14. Dei compagni, a quanto pare, oggi ci è rimasto soltanto il nome. Nomina nuda tenemus. Un marchio sempre più deteriorato, che alcuni sono disposti a difendere a tutti i costi e che altri sono disposti ad abbandonare al suo destino, senza rimpianti. Se vogliamo difenderne il nome, dobbiamo trovare il modo di riempirlo di significato, di evitare che si riduca, come sta già succedendo, a un’etichetta vuota.
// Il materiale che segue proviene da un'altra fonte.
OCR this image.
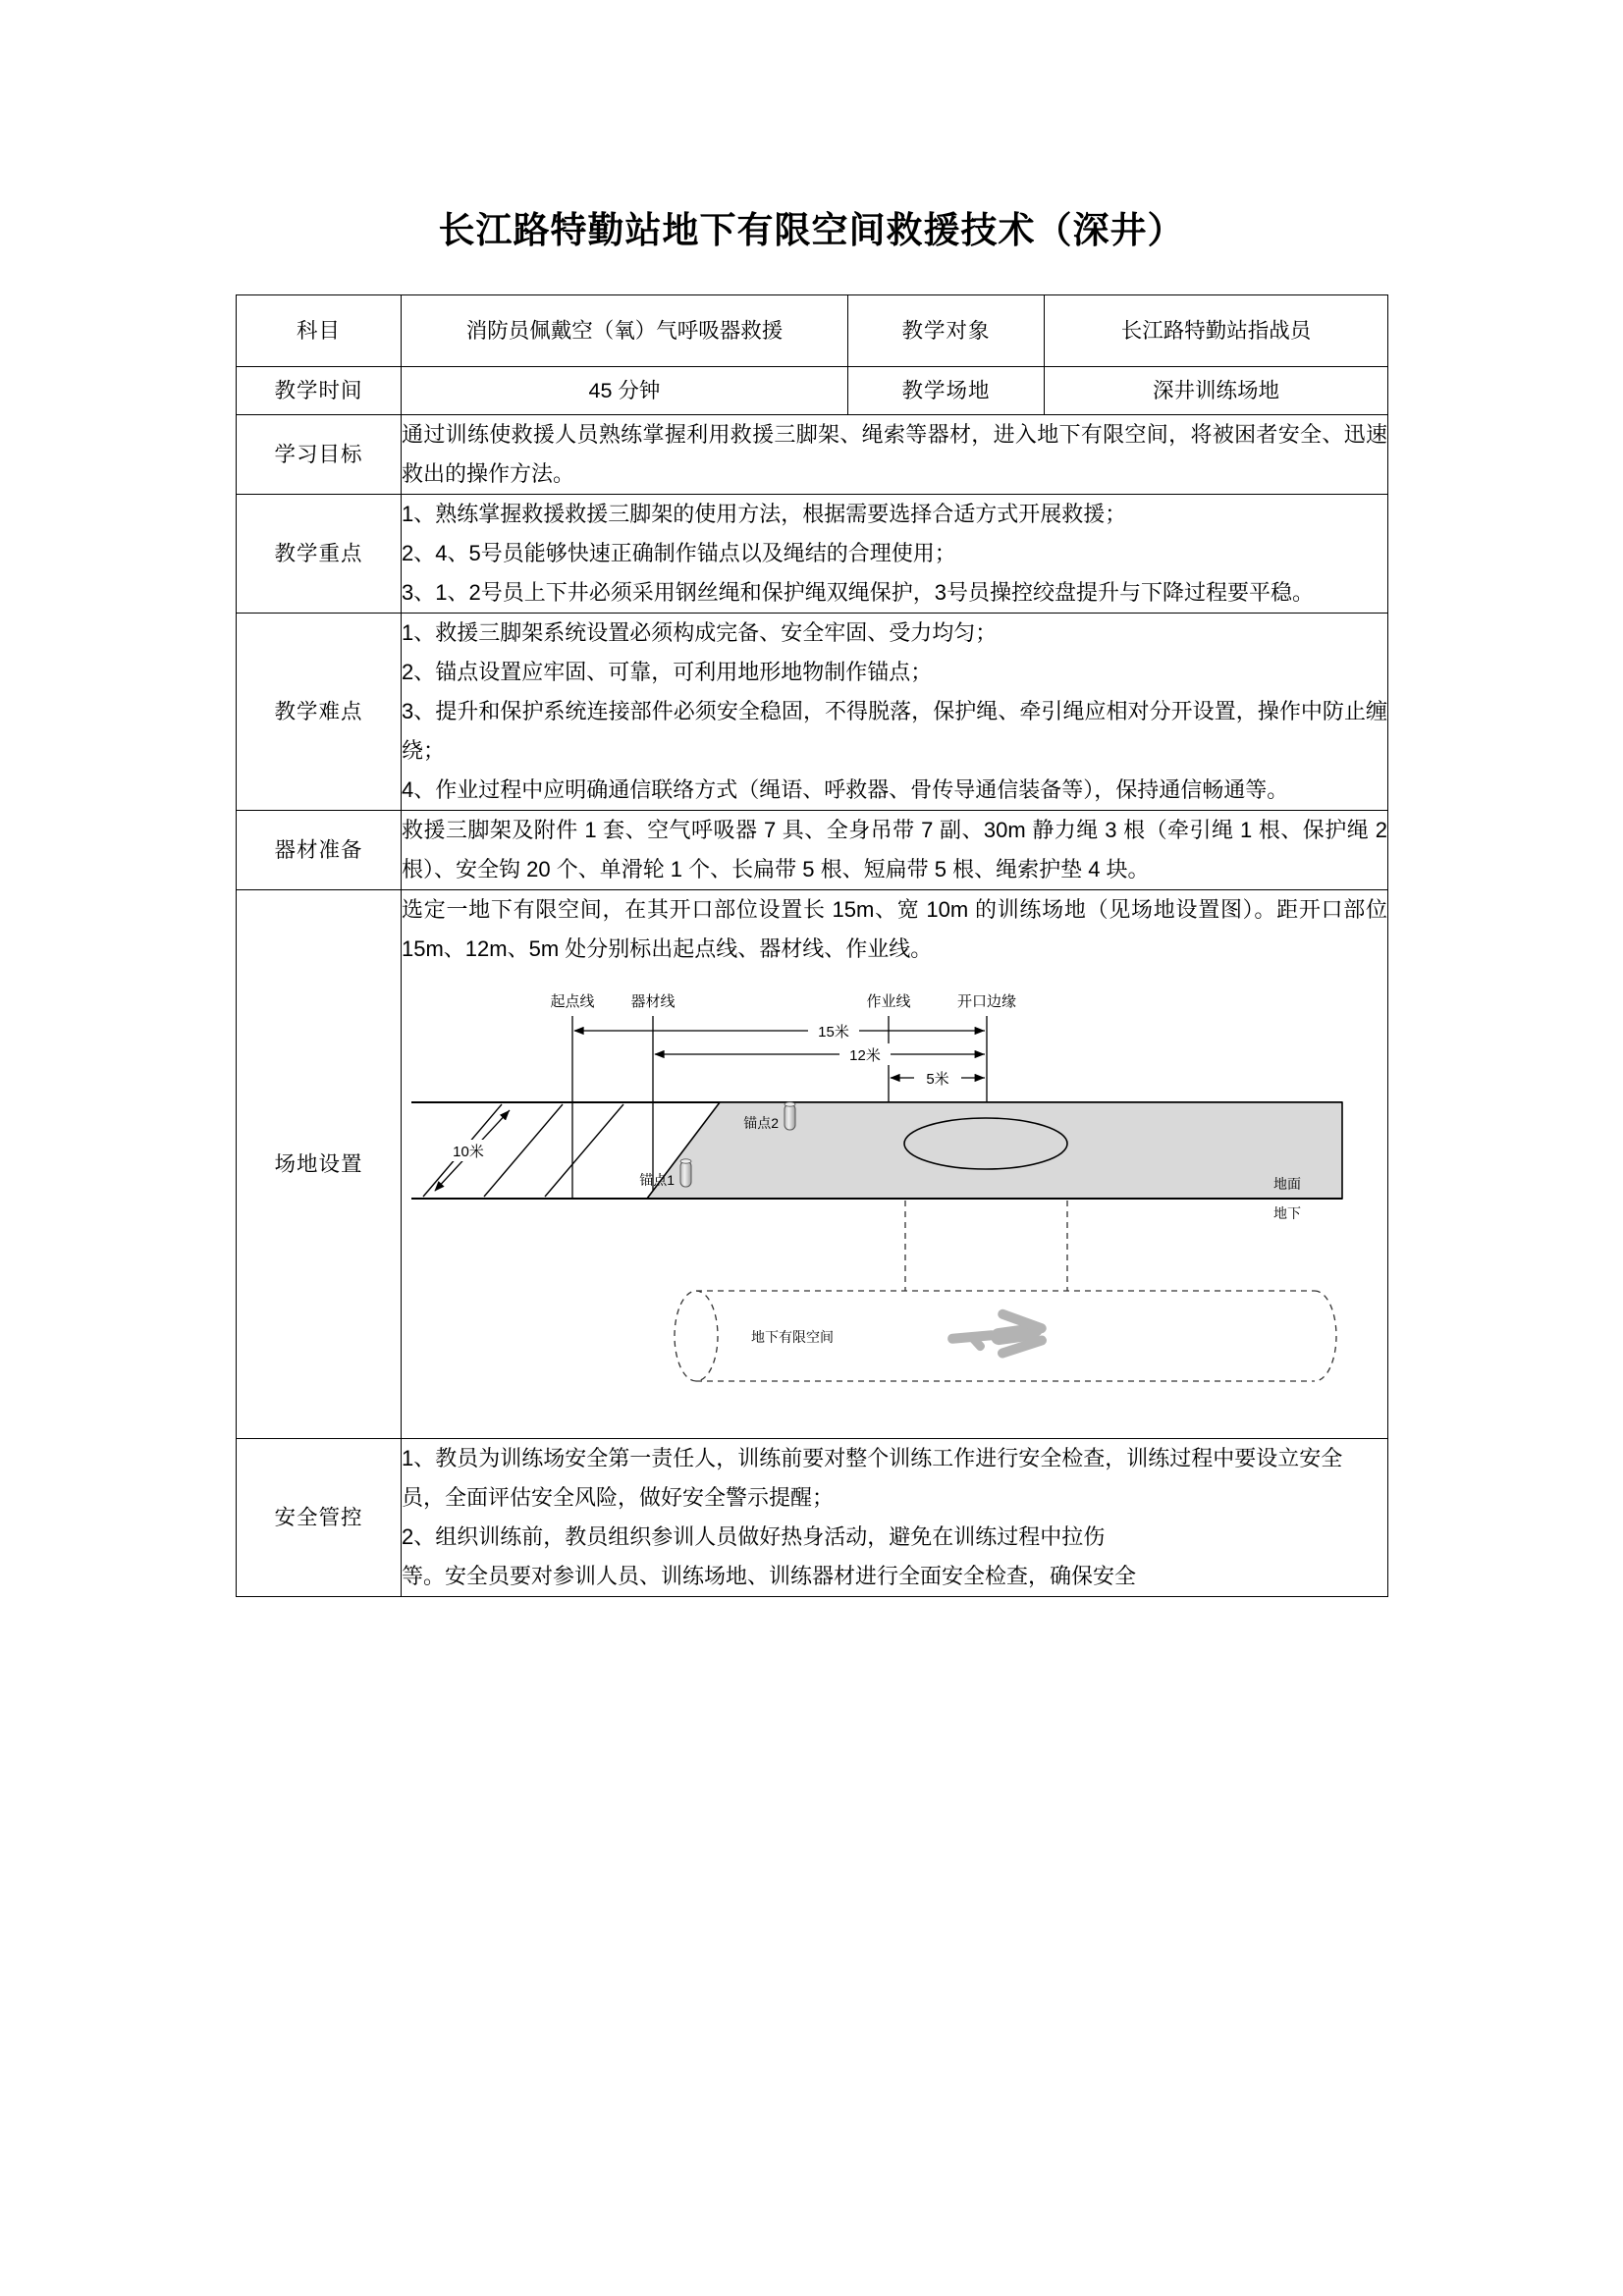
长江路特勤站地下有限空间救援技术（深井）
科目	消防员佩戴空（氧）气呼吸器救援	教学对象	长江路特勤站指战员
教学时间	45 分钟	教学场地	深井训练场地
学习目标	通过训练使救援人员熟练掌握利用救援三脚架、绳索等器材，进入地下有限空间，将被困者安全、迅速救出的操作方法。		

教学重点	1、熟练掌握救援救援三脚架的使用方法，根据需要选择合适方式开展救援；

2、4、5号员能够快速正确制作锚点以及绳结的合理使用；

3、1、2号员上下井必须采用钢丝绳和保护绳双绳保护，3号员操控绞盘提升与下降过程要平稳。		

教学难点	1、救援三脚架系统设置必须构成完备、安全牢固、受力均匀；

2、锚点设置应牢固、可靠，可利用地形地物制作锚点；

3、提升和保护系统连接部件必须安全稳固，不得脱落，保护绳、牵引绳应相对分开设置，操作中防止缠绕；

4、作业过程中应明确通信联络方式（绳语、呼救器、骨传导通信装备等），保持通信畅通等。		

器材准备	救援三脚架及附件 1 套、空气呼吸器 7 具、全身吊带 7 副、30m 静力绳 3 根（牵引绳 1 根、保护绳 2 根）、安全钩 20 个、单滑轮 1 个、长扁带 5 根、短扁带 5 根、绳索护垫 4 块。		

场地设置	

选定一地下有限空间，在其开口部位设置长 15m、宽 10m 的训练场地（见场地设置图）。距开口部位 15m、12m、5m 处分别标出起点线、器材线、作业线。

起点线 器材线	作业线	开口边缘
15米
12米
5米
10米
锚点2
锚点1	地面
地下
地下有限空间

安全管控	1、教员为训练场安全第一责任人，训练前要对整个训练工作进行安全检查，训练过程中要设立安全

员，全面评估安全风险，做好安全警示提醒；

2、组织训练前，教员组织参训人员做好热身活动，避免在训练过程中拉伤

等。安全员要对参训人员、训练场地、训练器材进行全面安全检查，确保安全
Altrimenti è meglio cambiare marchio, oppure anche adottare nessun marchio, ma concentrarsi urgentemente sull’elaborazione di un modello di cameratismo etico - politico adeguato ai tempi, da coltivare e da proporre a tutti coloro che sono ancora disposti, in forma non strumentale, a coinvolgersi in politica nelle file progressiste.

 

Giuseppe Rinaldi (01/08/2011 – 05/07/2021 rev.)

 

(*) Questo articolo è stato pubblicato il 01/08/2011 sul giornale on-line Città futura. L’occasione dell’articolo fu un’uscita di Vendola nella quale si poneva il problema dell’uso del termine compagno. Al di là dell’occasionalità del pretesto, l’articolo presenta una serie di riflessioni sulla dimensione morale della militanza che sono quanto mai attuali.